Mont Cabassou, Hügel in Rémire-Montjoly, Französisch-Guayana.
Mont Cabassou ist ein Hügel in der Gemeinde Rémire-Montjoly in Französisch-Guayana und liegt in einem tropischen Gebiet mit steiler Topografie. Die Gegend ist dicht bewachsen und wird von lokalen Behörden überwacht, um Bodenveränderungen zu kontrollieren.
Die Gegend erlebte am 19. April 2000 einen großen Erdrutsch, der etwa 300.000 Kubikmeter Schlamm auf die Straße RN3 stürzte. Das Ereignis führte zu bedeutenden Veränderungen bei der Überwachung und Planung von Siedlungen in der Region.
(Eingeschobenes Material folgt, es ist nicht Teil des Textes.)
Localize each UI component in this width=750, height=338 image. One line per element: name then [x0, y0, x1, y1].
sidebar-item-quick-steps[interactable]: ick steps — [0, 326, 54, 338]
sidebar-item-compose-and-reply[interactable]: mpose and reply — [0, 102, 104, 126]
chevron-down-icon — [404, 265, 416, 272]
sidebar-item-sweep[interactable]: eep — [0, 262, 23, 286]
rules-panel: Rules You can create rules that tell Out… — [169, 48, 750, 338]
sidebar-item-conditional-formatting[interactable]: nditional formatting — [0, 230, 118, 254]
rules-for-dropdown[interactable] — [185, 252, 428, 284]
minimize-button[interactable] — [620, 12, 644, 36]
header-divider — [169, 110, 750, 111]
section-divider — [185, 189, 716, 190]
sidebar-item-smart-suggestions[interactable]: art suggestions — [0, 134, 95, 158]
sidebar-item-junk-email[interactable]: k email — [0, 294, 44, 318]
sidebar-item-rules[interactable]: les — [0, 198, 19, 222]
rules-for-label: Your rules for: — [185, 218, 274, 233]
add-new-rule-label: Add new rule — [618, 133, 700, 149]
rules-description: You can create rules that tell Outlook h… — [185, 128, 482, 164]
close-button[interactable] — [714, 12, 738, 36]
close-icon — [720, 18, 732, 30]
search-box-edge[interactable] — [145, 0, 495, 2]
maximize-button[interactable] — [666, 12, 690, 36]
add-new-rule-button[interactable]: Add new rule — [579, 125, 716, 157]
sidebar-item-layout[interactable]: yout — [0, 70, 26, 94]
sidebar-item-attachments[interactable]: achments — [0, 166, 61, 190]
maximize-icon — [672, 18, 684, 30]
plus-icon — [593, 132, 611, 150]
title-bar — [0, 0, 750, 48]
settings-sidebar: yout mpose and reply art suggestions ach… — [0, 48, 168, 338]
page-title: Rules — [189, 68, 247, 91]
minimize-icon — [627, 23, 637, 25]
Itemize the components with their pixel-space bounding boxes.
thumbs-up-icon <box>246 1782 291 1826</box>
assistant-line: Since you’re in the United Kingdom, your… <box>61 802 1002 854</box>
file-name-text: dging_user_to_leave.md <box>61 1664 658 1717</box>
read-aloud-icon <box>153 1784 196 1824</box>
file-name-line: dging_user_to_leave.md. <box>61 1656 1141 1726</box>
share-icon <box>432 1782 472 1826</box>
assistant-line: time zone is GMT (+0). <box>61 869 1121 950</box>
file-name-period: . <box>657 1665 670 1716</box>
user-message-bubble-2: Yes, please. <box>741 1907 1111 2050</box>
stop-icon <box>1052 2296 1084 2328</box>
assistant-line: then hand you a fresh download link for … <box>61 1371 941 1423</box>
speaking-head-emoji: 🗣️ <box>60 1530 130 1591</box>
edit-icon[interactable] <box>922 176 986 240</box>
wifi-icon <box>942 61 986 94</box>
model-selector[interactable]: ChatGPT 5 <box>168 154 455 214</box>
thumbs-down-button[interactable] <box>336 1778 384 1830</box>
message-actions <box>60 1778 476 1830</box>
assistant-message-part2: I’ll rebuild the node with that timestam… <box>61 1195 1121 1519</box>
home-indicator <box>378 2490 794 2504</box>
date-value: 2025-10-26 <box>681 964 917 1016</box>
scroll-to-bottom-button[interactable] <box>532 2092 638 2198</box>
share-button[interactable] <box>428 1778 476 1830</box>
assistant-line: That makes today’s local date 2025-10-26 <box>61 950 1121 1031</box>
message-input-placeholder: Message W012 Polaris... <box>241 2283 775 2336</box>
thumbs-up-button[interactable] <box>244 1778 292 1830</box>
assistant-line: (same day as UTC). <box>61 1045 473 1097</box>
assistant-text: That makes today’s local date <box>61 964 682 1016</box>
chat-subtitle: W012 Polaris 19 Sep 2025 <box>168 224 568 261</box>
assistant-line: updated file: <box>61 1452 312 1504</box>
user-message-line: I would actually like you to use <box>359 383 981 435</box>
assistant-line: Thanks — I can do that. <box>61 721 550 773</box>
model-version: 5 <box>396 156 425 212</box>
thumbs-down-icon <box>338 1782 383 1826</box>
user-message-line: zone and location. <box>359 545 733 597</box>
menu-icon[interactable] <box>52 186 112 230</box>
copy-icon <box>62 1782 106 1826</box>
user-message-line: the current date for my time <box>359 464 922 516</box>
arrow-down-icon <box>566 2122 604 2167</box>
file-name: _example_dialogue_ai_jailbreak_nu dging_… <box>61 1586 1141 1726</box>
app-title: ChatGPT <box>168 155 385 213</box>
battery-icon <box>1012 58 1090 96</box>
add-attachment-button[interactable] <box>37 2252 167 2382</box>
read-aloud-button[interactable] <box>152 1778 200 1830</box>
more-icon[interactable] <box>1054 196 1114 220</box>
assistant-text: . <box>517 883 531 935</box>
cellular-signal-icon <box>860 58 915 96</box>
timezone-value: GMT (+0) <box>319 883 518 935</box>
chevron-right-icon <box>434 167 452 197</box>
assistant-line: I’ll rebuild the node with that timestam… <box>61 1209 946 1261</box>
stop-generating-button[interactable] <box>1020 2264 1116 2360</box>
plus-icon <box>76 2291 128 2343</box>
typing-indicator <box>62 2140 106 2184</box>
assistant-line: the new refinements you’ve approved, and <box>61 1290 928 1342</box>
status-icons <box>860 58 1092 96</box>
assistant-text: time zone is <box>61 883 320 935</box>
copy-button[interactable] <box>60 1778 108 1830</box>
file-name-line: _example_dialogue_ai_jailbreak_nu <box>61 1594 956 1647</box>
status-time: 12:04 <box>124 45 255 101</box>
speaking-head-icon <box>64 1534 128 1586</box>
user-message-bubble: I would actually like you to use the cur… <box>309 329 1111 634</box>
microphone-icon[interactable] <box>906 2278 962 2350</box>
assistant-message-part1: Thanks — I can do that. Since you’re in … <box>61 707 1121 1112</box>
Die Namen der zehn Opfer des Erdrutsches von 2000 sind in lokalen Gedenkstätten eingraviert, als Zeugnis der gemeinschaftlichen Erinnerung.
Der Ort ist schwer zugänglich und liegt in einem dicht bewaldeten Gebiet, das wetterbedingte Einschränkungen haben kann. Besucher sollten sich bewusst sein, dass die Gegend unter Überwachung steht und der Zugang begrenzt sein kann.
Neue Sicherheitsprotokolle wurden nach 2000 eingeführt, einschließlich des Abrrisses illegaler Siedlungen in gefährdeten Bereichen. Heute dient der Ort als Fallstudie für Naturgefahrenmanagement in tropischen Regionen.